Capture d'écran du message d'erreur.

Après avoir fait pas mal de recherches, je tombe sur la page d'un wiki qui explique que le problème vient de la politique de sécurité de Java : les algorithmes utilisés par l'application sont obsolètes et sont donc blacklistés. Pour contourner ce problème, il faut aller trifouiller les paramètres de sécurité de Java pour réautoriser ces vieux algorithmes...

On va donc aller modifier le fichier "security/java.security" situé dans le dossier de configuration de la version de Java que l'on utilise. Pour ma part j'utilise OpenJDK 11, et le fichier se trouve à l'emplacement suivant :

  • /etc/java-11-openjdk/security/java.security

Dans ce fichier il faudra trouver la configuration "jdk.tls.disabledAlgorithms" et la commenter pour qu'elle ne soit plus effective. Dans mon cas, j'ai donc remplacé les lignes suivantes :

jdk.tls.disabledAlgorithms=SSLv3, TLSv1, TLSv1.1, RC4, DES, MD5withRSA, \
    DH keySize < 1024, EC keySize < 224, 3DES_EDE_CBC, anon, NULL, \
    include jdk.disabled.namedCurves

Par :

# jdk.tls.disabledAlgorithms=SSLv3, TLSv1, TLSv1.1, RC4, DES, MD5withRSA, \
#     DH keySize < 1024, EC keySize < 224, 3DES_EDE_CBC, anon, NULL, \
#     include jdk.disabled.namedCurves

Une fois ceci fait, je retélécharge le fichier JNLP (il faut le retélécharger à chaque tentative car il contient un couple identifiant / mot de passe à usage unique) puis je le lance :

javaws ~/Téléchargements/viewer.jnlp*

Et là, victoire ! J'accède enfin au serveur !

Capture d'écran de la fenêtre d'accès à distance

Passons maintenant au lecteur CD virtuel

Il ne reste plus qu'à charger l'image ISO de Debian pour réinstaller le système. Je clique donc sur le gros bouton « Launch VM Viewer ». Il me télécharge cette fois encore un fichier JNLP appelé « data » (ils n'ont vraiment pas fait le moindre effort sur le nom des fichiers), et je tente de l'exécuter :

javaws ~/Téléchargements/data

Et après m'avoir affiché les habituelles alertes de sécurité, je me retrouve, cette fois encore, devant un message d'erreur : « The Virtual Media native library cannot be loaded. ». Bon, au moins on a un message un minimum informatif cette fois-ci.

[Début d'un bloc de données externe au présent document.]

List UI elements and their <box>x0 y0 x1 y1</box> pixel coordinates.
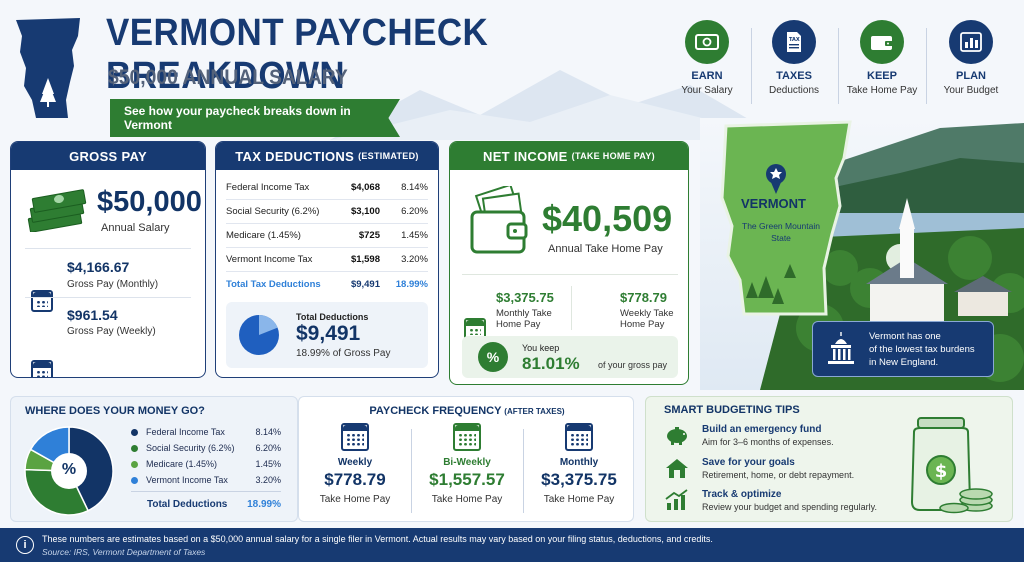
legend-item: Federal Income Tax 8.14% <box>131 425 281 439</box>
gross-pay-card: GROSS PAY $50,000 Annual Salary $4,166.6… <box>10 141 206 378</box>
donut-slice <box>68 426 114 512</box>
table-row: Social Security (6.2%) $3,100 6.20% <box>226 200 428 224</box>
house-icon <box>666 459 688 478</box>
net-annual-amount: $40,509 <box>542 198 673 239</box>
net-income-heading: NET INCOME (TAKE HOME PAY) <box>450 142 688 170</box>
gross-annual-label: Annual Salary <box>101 222 170 234</box>
vermont-map <box>720 120 852 316</box>
gross-weekly-amount: $961.54 <box>67 307 118 323</box>
paycheck-frequency-panel: PAYCHECK FREQUENCY (AFTER TAXES) Weekly … <box>298 396 634 522</box>
table-row: Vermont Income Tax $1,598 3.20% <box>226 248 428 272</box>
legend-item: Medicare (1.45%) 1.45% <box>131 457 281 471</box>
legend-dot <box>131 476 138 484</box>
net-weekly-amount: $778.79 <box>620 290 667 305</box>
frequency-weekly: Weekly $778.79 Take Home Pay <box>299 423 411 505</box>
nav-plan: PLAN Your Budget <box>931 20 1011 96</box>
legend-item: Social Security (6.2%) 6.20% <box>131 441 281 455</box>
net-annual-label: Annual Take Home Pay <box>548 243 663 255</box>
nav-taxes: TAX TAXES Deductions <box>754 20 834 96</box>
tax-deductions-heading: TAX DEDUCTIONS (ESTIMATED) <box>216 142 438 170</box>
page-title: VERMONT PAYCHECK BREAKDOWN <box>106 12 489 97</box>
net-income-card: NET INCOME (TAKE HOME PAY) $40,509 Annual… <box>449 141 689 385</box>
vermont-landscape: VERMONT The Green Mountain State Vermont … <box>700 118 1024 390</box>
total-deductions-amount: $9,491 <box>296 322 361 345</box>
disclaimer-footer: i These numbers are estimates based on a… <box>0 528 1024 562</box>
page-subtitle: $50,000 ANNUAL SALARY <box>108 66 348 89</box>
capitol-building-icon <box>828 332 854 364</box>
info-icon: i <box>16 536 34 554</box>
tax-document-icon: TAX <box>772 20 816 64</box>
calendar-icon <box>565 423 593 451</box>
percent-icon: % <box>478 342 508 372</box>
paycheck-frequency-heading: PAYCHECK FREQUENCY (AFTER TAXES) <box>369 405 565 417</box>
frequency-biweekly: Bi-Weekly $1,557.57 Take Home Pay <box>411 423 523 505</box>
tip-item: Save for your goals Retirement, home, or … <box>664 457 854 480</box>
calendar-icon <box>453 423 481 451</box>
wallet-cash-icon <box>470 186 528 254</box>
cash-stack-icon <box>27 189 87 232</box>
table-row: Federal Income Tax $4,068 8.14% <box>226 176 428 200</box>
donut-chart <box>24 426 114 516</box>
nav-earn: EARN Your Salary <box>667 20 747 96</box>
table-row: Medicare (1.45%) $725 1.45% <box>226 224 428 248</box>
map-state-label: VERMONT <box>741 196 806 211</box>
gross-monthly-label: Gross Pay (Monthly) <box>67 279 159 290</box>
total-deductions-box: Total Deductions $9,491 18.99% of Gross … <box>226 302 428 368</box>
legend-item: Vermont Income Tax 3.20% <box>131 473 281 487</box>
source-text: Source: IRS, Vermont Department of Taxes <box>42 547 206 557</box>
header-mountains <box>330 70 750 140</box>
tax-burden-callout: Vermont has one of the lowest tax burdens… <box>812 321 994 377</box>
tax-deductions-card: TAX DEDUCTIONS (ESTIMATED) Federal Income… <box>215 141 439 378</box>
frequency-monthly: Monthly $3,375.75 Take Home Pay <box>523 423 635 505</box>
gross-weekly-label: Gross Pay (Weekly) <box>67 326 156 337</box>
church-building <box>870 283 944 321</box>
calendar-icon <box>31 290 53 312</box>
svg-text:TAX: TAX <box>789 37 800 43</box>
map-nickname: The Green Mountain State <box>742 221 820 243</box>
vermont-state-logo <box>16 18 80 118</box>
tax-total-row: Total Tax Deductions $9,491 18.99% <box>226 278 428 290</box>
legend-dot <box>131 460 138 468</box>
where-money-goes-panel: WHERE DOES YOUR MONEY GO? % Federal Inco… <box>10 396 298 522</box>
svg-text:$: $ <box>935 461 948 482</box>
keep-percentage-box: % You keep 81.01% of your gross pay <box>462 336 678 378</box>
calendar-icon <box>341 423 369 451</box>
money-icon <box>685 20 729 64</box>
tip-item: Track & optimize Review your budget and s… <box>664 489 877 512</box>
legend-total: Total Deductions 18.99% <box>147 498 281 510</box>
savings-jar-icon: $ <box>910 417 993 514</box>
budgeting-tips-heading: SMART BUDGETING TIPS <box>664 404 800 416</box>
tagline-banner: See how your paycheck breaks down in Ver… <box>110 99 400 137</box>
nav-keep: KEEP Take Home Pay <box>842 20 922 96</box>
where-money-goes-heading: WHERE DOES YOUR MONEY GO? <box>25 405 205 417</box>
gross-annual-amount: $50,000 <box>97 186 202 218</box>
disclaimer-text: These numbers are estimates based on a $… <box>42 534 713 544</box>
piggy-bank-icon <box>667 427 687 445</box>
calendar-icon <box>31 360 53 377</box>
growth-chart-icon <box>665 489 688 510</box>
legend-dot <box>131 444 138 452</box>
keep-percentage: 81.01% <box>522 354 580 373</box>
tip-item: Build an emergency fund Aim for 3–6 month… <box>664 424 834 447</box>
gross-pay-heading: GROSS PAY <box>11 142 205 170</box>
legend-dot <box>131 428 138 436</box>
net-monthly-amount: $3,375.75 <box>496 290 554 305</box>
wallet-icon <box>860 20 904 64</box>
bar-chart-icon <box>949 20 993 64</box>
deductions-pie <box>239 315 279 355</box>
gross-monthly-amount: $4,166.67 <box>67 259 130 275</box>
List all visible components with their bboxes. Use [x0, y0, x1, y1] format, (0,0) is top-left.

Capture d'écran du message d'erreur

En jetant un coup d'œil dans la console, on se retrouve avec l'avertissement suivant :

OpenJDK 64-Bit Server VM warning: You have loaded library /tmp/netx-native-62718/libavmlinux.so which might have disabled stack guard. The VM will try to fix the stack guard now.

It's highly recommended that you fix the library with 'execstack -c <libfile>', or link it with '-z noexecstack'.

Au moins ça nous confirme qu'on a un problème avec une bibliothèque native (libavmlinux.so), mais il faut toutefois se méfier de la solution proposée qui est une fausse piste. 🙃️

En résumé, l'un des .jar de l'application contient une bibliothèque native (un fichier .so pour Linux, un .dll pour Windows, et si vous utilisez macOS, vous pouvez vous gratter, rien n'est fourni pour ce système). Étant donné que cette bibliothèque est compilée pour l'architecture Intel 32 bits, il nous faut une version 32 Bits de Java pour qu'elle puisse être chargée...

On se retrouve donc face à 3 possibilités :

  1. installer une version Intel 32 bits de Java lorsque cela est possible,
  2. installer un Linux 32 bits dans une machine virtuelle et y installer un Java 32 bits,
  3. demander à quelqu'un de brancher une clef USB bootable sur le serveur,
  4. manger une choucroute en espérant que ça marchera mieux après. 😜️

Dans mon cas, je vais opter pour la première solution, car par chance, Debian (et donc Ubuntu) permettent de faire cohabiter des versions 32 et 64 bits des bibliothèques et applications.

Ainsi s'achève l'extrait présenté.